Wednesday, June 18, 2008

Ben Folds kind of day...

It's so gloomy today. I think those are rain clouds out there... they don't even look like clouds. They look like layers of thick gray smoke hovering just in front of the actual gray sky. Gloomy songs keep coming on my ipod, too. Terribly depressing Ben Folds songs (it doesn't get much more depressing than "Carrying Cathy") and melancholy songs sung in french with violins and accordions making me wish I was sitting at a wrought iron table at an outdoor cafe in Paris. Eating a croissant, drinking a cappuccino. I know cappuccinos are Italian. But it's my daydream, so I can mix cultures as much as I want.

I have been going through resumes for what feels like weeks. I am helping the engineering librarian hire for a new position, and it's a pretty rad job (supervisor of the new Computer and Video Game Archive) so there have been many, many applicants. I'm not cut out for this, I tell you. It was only about a year ago that I was applying for jobs at this very library, sending my resume out in to cyberspace and hoping that someone would like what they saw. I had some experience, but I was pretty surprised when I got called for an interview. And then I got promoted within a couple months of starting here. And I'm doing all sorts of things that I'm mostly unqualified for, and I'm pretty sure that everyone here has a kind of distorted idea of my capabilities. So who am I to say if these people are capable of doing this job? I'm like a Roman Emperor, deciding whether or not they should be rescued from the jaws of the really shitty Michigan job market lion. Each time I delete a resume I feel so guilty! Like I said, I just don't have the objectivity to do this.

I have been so on edge this week. I'm just anxious to get going, I think. It's in my head that I'm moving. I just want to do it, to get started on this next phase. I'm just wasting time now. Well, I'm continuing to earn money, so that's important I suppose.

I got free coffee today. A girl I know from high school works at the coffee shop downstairs, and it's her last day. So she gave me free coffee. It was awesome! She's going to Spain. I got too excited talking to her about it, and asked her many questions and probably annoyed her. But sometimes I hear a hint of that weird combination of vicarious excitement/jealousy when I tell people I'm moving to Portland, and that feels pretty good.

We're going on a little roadtrip this weekend, to Up-North Michigan.
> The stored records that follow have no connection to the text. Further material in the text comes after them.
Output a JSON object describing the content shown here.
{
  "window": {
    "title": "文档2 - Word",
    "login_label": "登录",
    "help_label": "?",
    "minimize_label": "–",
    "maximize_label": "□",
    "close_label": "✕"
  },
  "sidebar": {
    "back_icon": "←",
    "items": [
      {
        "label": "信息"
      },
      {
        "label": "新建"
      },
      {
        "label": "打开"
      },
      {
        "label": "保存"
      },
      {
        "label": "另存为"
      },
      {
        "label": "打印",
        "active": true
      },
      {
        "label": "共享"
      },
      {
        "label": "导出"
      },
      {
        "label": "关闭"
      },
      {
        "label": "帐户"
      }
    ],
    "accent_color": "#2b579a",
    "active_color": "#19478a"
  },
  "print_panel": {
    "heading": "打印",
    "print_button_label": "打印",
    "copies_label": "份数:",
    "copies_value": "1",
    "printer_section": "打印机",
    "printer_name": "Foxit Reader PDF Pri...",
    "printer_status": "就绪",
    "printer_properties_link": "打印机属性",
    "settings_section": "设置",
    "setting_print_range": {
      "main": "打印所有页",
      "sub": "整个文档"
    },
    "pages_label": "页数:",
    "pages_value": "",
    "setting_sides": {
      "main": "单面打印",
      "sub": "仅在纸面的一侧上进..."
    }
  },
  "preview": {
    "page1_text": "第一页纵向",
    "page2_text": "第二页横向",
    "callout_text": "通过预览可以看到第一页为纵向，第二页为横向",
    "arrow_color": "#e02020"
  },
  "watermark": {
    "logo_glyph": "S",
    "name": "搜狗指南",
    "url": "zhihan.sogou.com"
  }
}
It should be wonderful, just beach lounging and cocktails and boating. I want my whole life to be beach lounging, cocktails and boating. And it's the first of three roadtrips planned for this summer, with Chautauqua, NY for the fourth of July weekend, and Pittsburgh for a weekend in mid-July.

Well, "I Need a Lover" by John Mellencamp just came on my ipod. This song is definitely on my list of top 5 favorite songs of all time. So I'm going to take a moment to rock out silently, then I suppose I'll get back to deciding the fate of the masses who applied for this job. This feels so wrong! I hope that when I'm applying for jobs in just a month or 2, someone much better suited to judge people is doing the resume reviewing.